Trump previously promised to be an advocate for transgender people, writingduring the campaign, “Thank you to the LGBT community! I will fight for you while Hillary brings in more people that will threaten your freedoms and beliefs.”

Rather today Trump imposed a rigid standard, preventing service “in any capacity,” even roles that might avoid contentious issues like restrooms and living quarters.

His only clear justification was the inability to deal with “tremendous medical costs.”

The military has not historically covered gender-transition surgeries, though President Barack Obama did announce plans for it to begin doing so. That cost would be between $2.4 million and $8.4 million annually for transition-related costs, according to a RAND analysis commissioned by the Department of Defense. The group estimated there are between 1,320 and 6,630 active-duty transgender servicepeople currently. A study in The New England Journal of Medicine in 2015 put the number at 12,800 people and $4.2 million to $5.6 million, concluding that “doctors agree that such care is medically necessary.”

This would be a military health-care spending increase of 0.04 to 0.13 percent. Even in the most extreme case, it is one tenth of the annual $84 million that the military spends on medication for erectile dysfunction.
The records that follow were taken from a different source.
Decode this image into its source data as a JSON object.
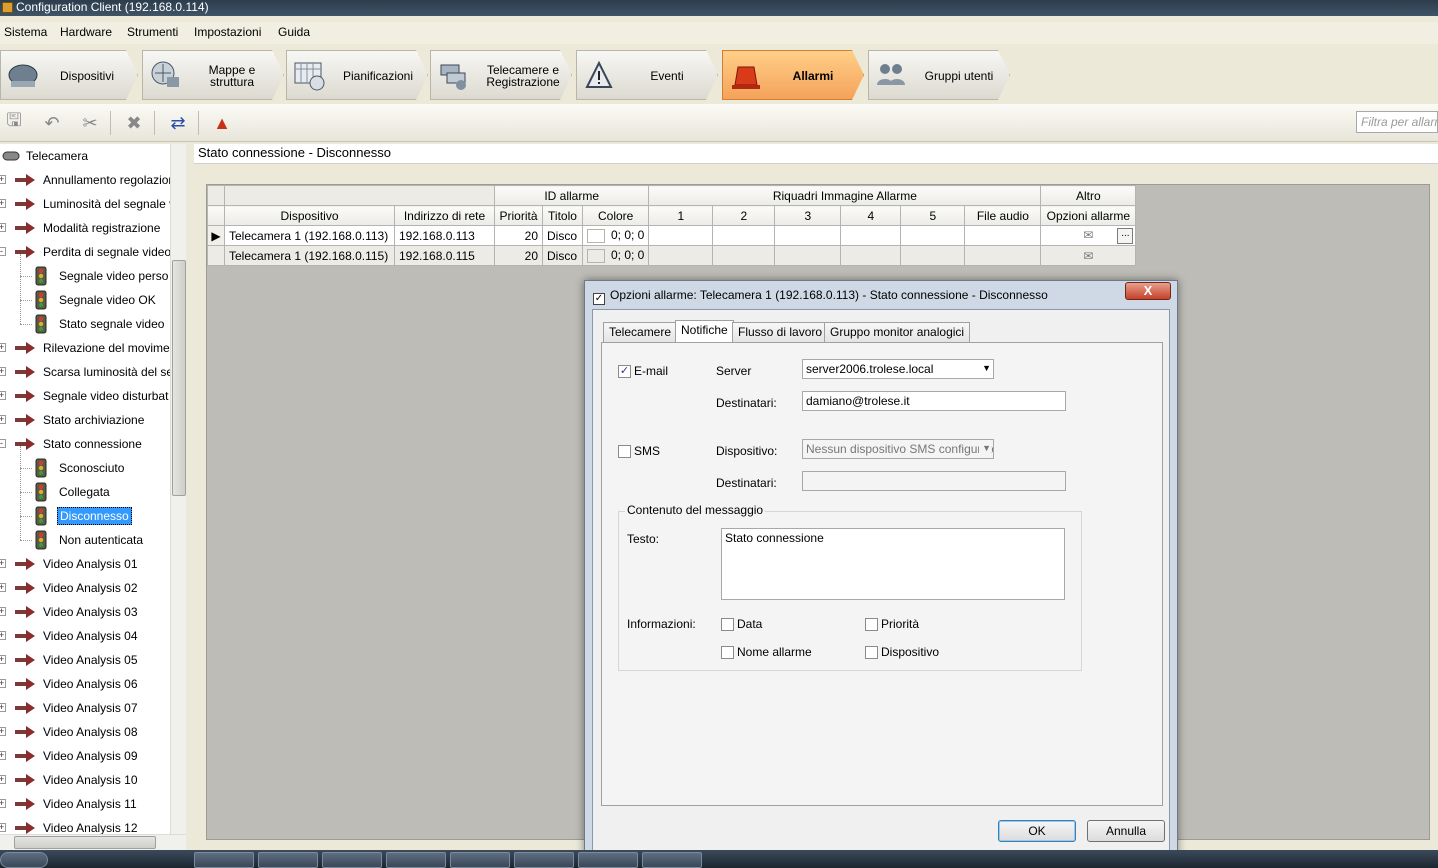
{
  "window": {
    "title": "Configuration Client (192.168.0.114)"
  },
  "menu": [
    "Sistema",
    "Hardware",
    "Strumenti",
    "Impostazioni",
    "Guida"
  ],
  "modules": [
    {
      "label": "Dispositivi",
      "icon": "devices-icon",
      "active": false
    },
    {
      "label": "Mappe e struttura",
      "icon": "maps-icon",
      "active": false
    },
    {
      "label": "Pianificazioni",
      "icon": "schedules-icon",
      "active": false
    },
    {
      "label": "Telecamere e Registrazione",
      "icon": "cameras-icon",
      "active": false
    },
    {
      "label": "Eventi",
      "icon": "events-icon",
      "active": false
    },
    {
      "label": "Allarmi",
      "icon": "alarms-icon",
      "active": true
    },
    {
      "label": "Gruppi utenti",
      "icon": "user-groups-icon",
      "active": false
    }
  ],
  "toolbar": {
    "filter_placeholder": "Filtra per allarm"
  },
  "tree": {
    "root": "Telecamera",
    "items": [
      {
        "label": "Annullamento regolazion",
        "level": 1,
        "icon": "arrow",
        "exp": "+"
      },
      {
        "label": "Luminosità del segnale v",
        "level": 1,
        "icon": "arrow",
        "exp": "+"
      },
      {
        "label": "Modalità registrazione",
        "level": 1,
        "icon": "arrow",
        "exp": "+"
      },
      {
        "label": "Perdita di segnale video",
        "level": 1,
        "icon": "arrow",
        "exp": "-"
      },
      {
        "label": "Segnale video perso",
        "level": 2,
        "icon": "light"
      },
      {
        "label": "Segnale video OK",
        "level": 2,
        "icon": "light"
      },
      {
        "label": "Stato segnale video",
        "level": 2,
        "icon": "light"
      },
      {
        "label": "Rilevazione del movime",
        "level": 1,
        "icon": "arrow",
        "exp": "+"
      },
      {
        "label": "Scarsa luminosità del se",
        "level": 1,
        "icon": "arrow",
        "exp": "+"
      },
      {
        "label": "Segnale video disturbat",
        "level": 1,
        "icon": "arrow",
        "exp": "+"
      },
      {
        "label": "Stato archiviazione",
        "level": 1,
        "icon": "arrow",
        "exp": "+"
      },
      {
        "label": "Stato connessione",
        "level": 1,
        "icon": "arrow",
        "exp": "-"
      },
      {
        "label": "Sconosciuto",
        "level": 2,
        "icon": "light"
      },
      {
        "label": "Collegata",
        "level": 2,
        "icon": "light"
      },
      {
        "label": "Disconnesso",
        "level": 2,
        "icon": "light",
        "selected": true
      },
      {
        "label": "Non autenticata",
        "level": 2,
        "icon": "light"
      },
      {
        "label": "Video Analysis 01",
        "level": 1,
        "icon": "arrow",
        "exp": "+"
      },
      {
        "label": "Video Analysis 02",
        "level": 1,
        "icon": "arrow",
        "exp": "+"
      },
      {
        "label": "Video Analysis 03",
        "level": 1,
        "icon": "arrow",
        "exp": "+"
      },
      {
        "label": "Video Analysis 04",
        "level": 1,
        "icon": "arrow",
        "exp": "+"
      },
      {
        "label": "Video Analysis 05",
        "level": 1,
        "icon": "arrow",
        "exp": "+"
      },
      {
        "label": "Video Analysis 06",
        "level": 1,
        "icon": "arrow",
        "exp": "+"
      },
      {
        "label": "Video Analysis 07",
        "level": 1,
        "icon": "arrow",
        "exp": "+"
      },
      {
        "label": "Video Analysis 08",
        "level": 1,
        "icon": "arrow",
        "exp": "+"
      },
      {
        "label": "Video Analysis 09",
        "level": 1,
        "icon": "arrow",
        "exp": "+"
      },
      {
        "label": "Video Analysis 10",
        "level": 1,
        "icon": "arrow",
        "exp": "+"
      },
      {
        "label": "Video Analysis 11",
        "level": 1,
        "icon": "arrow",
        "exp": "+"
      },
      {
        "label": "Video Analysis 12",
        "level": 1,
        "icon": "arrow",
        "exp": "+"
      }
    ]
  },
  "main": {
    "header": "Stato connessione - Disconnesso"
  },
  "grid": {
    "group_headers": {
      "id": "ID allarme",
      "riquadri": "Riquadri Immagine Allarme",
      "altro": "Altro"
    },
    "columns": [
      "Dispositivo",
      "Indirizzo di rete",
      "Priorità",
      "Titolo",
      "Colore",
      "1",
      "2",
      "3",
      "4",
      "5",
      "File audio",
      "Opzioni allarme"
    ],
    "rows": [
      {
        "device": "Telecamera 1 (192.168.0.113)",
        "address": "192.168.0.113",
        "priority": "20",
        "title": "Disco",
        "color": "0; 0; 0"
      },
      {
        "device": "Telecamera 1 (192.168.0.115)",
        "address": "192.168.0.115",
        "priority": "20",
        "title": "Disco",
        "color": "0; 0; 0"
      }
    ],
    "ellipsis": "..."
  },
  "dialog": {
    "title": "Opzioni allarme: Telecamera 1 (192.168.0.113) - Stato connessione - Disconnesso",
    "close": "X",
    "tabs": [
      "Telecamere",
      "Notifiche",
      "Flusso di lavoro",
      "Gruppo monitor analogici"
    ],
    "email_label": "E-mail",
    "email_checked": true,
    "server_label": "Server",
    "server_value": "server2006.trolese.local",
    "recipients_label": "Destinatari:",
    "email_recipients": "damiano@trolese.it",
    "sms_label": "SMS",
    "sms_checked": false,
    "device_label": "Dispositivo:",
    "sms_device_value": "Nessun dispositivo SMS configurato",
    "sms_recipients": "",
    "content_group": "Contenuto del messaggio",
    "text_label": "Testo:",
    "text_value": "Stato connessione",
    "info_label": "Informazioni:",
    "info_options": [
      "Data",
      "Priorità",
      "Nome allarme",
      "Dispositivo"
    ],
    "ok": "OK",
    "cancel": "Annulla"
  }
}
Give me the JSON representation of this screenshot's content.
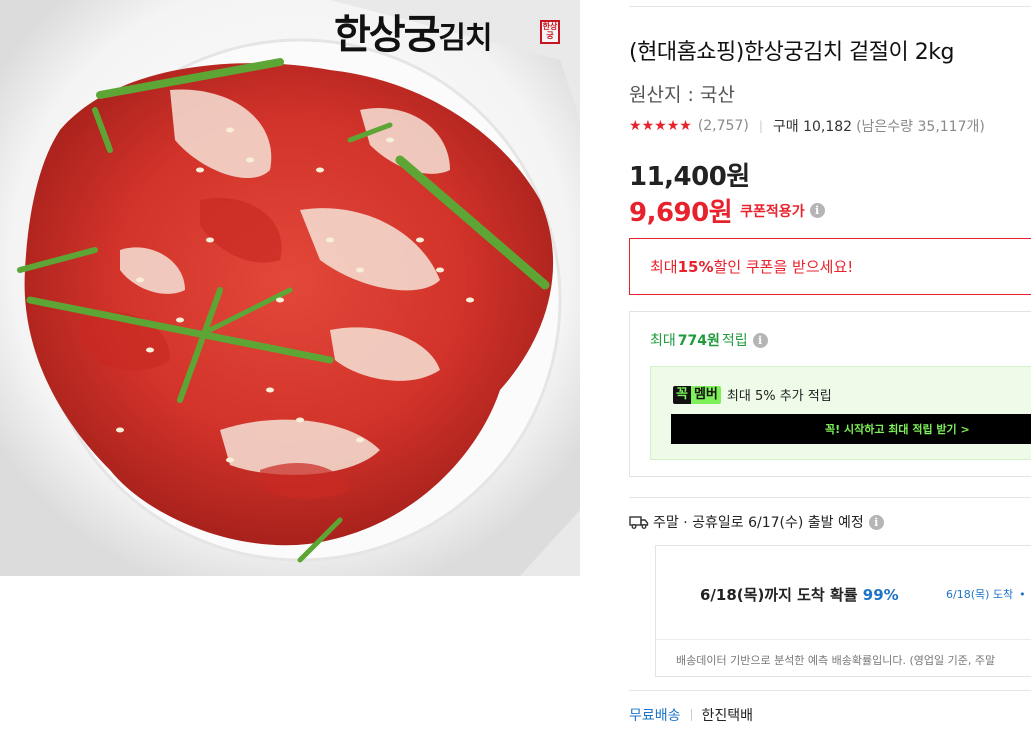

The relative costs drops into the ten-thousandths of a percent when taken in context of the Department of Defense budget as a whole, expected to be proposed at $640 billion. The F-35 cost $1.5 trillion. Military bands cost taxpayers $437 million.

Of course, not only is it false that the medical costs of transgender soldiers would be prohibitive, it’s wrong. The vast majority of medical costs among people of any gender in America are the same: heart disease, dementia, diabetes, and cancers. If these costs are a concern, they could be minimized in many ways, including investing in public-health programs and a system that gives people access to preventive health care.

Rather Trump and congressional Republicans are now proposing to do the opposite.

The diseases that do seem to disproportionately afflict transgender people are mental-health issues. The pathology behind this is abetted by societal marginalization of exactly the sort that Trump’s language propagated today—portraying transgender people as a burden to The Mission, with a focus on “medical costs” as an apparent euphemism for gender-reassignment surgeries.

Trump’s ruling will leave many talented Americans ineligible for service. Others will opt to serve and deny their own gender identities, an unhealthy situation that will carry its own medical costs. So it’s unlikely this is really about medical costs, as much as it is part of Trump’s quest to undo measures undertaken by Obama. Even when it means that the commander-in-chief is dividing and weakening his military and country.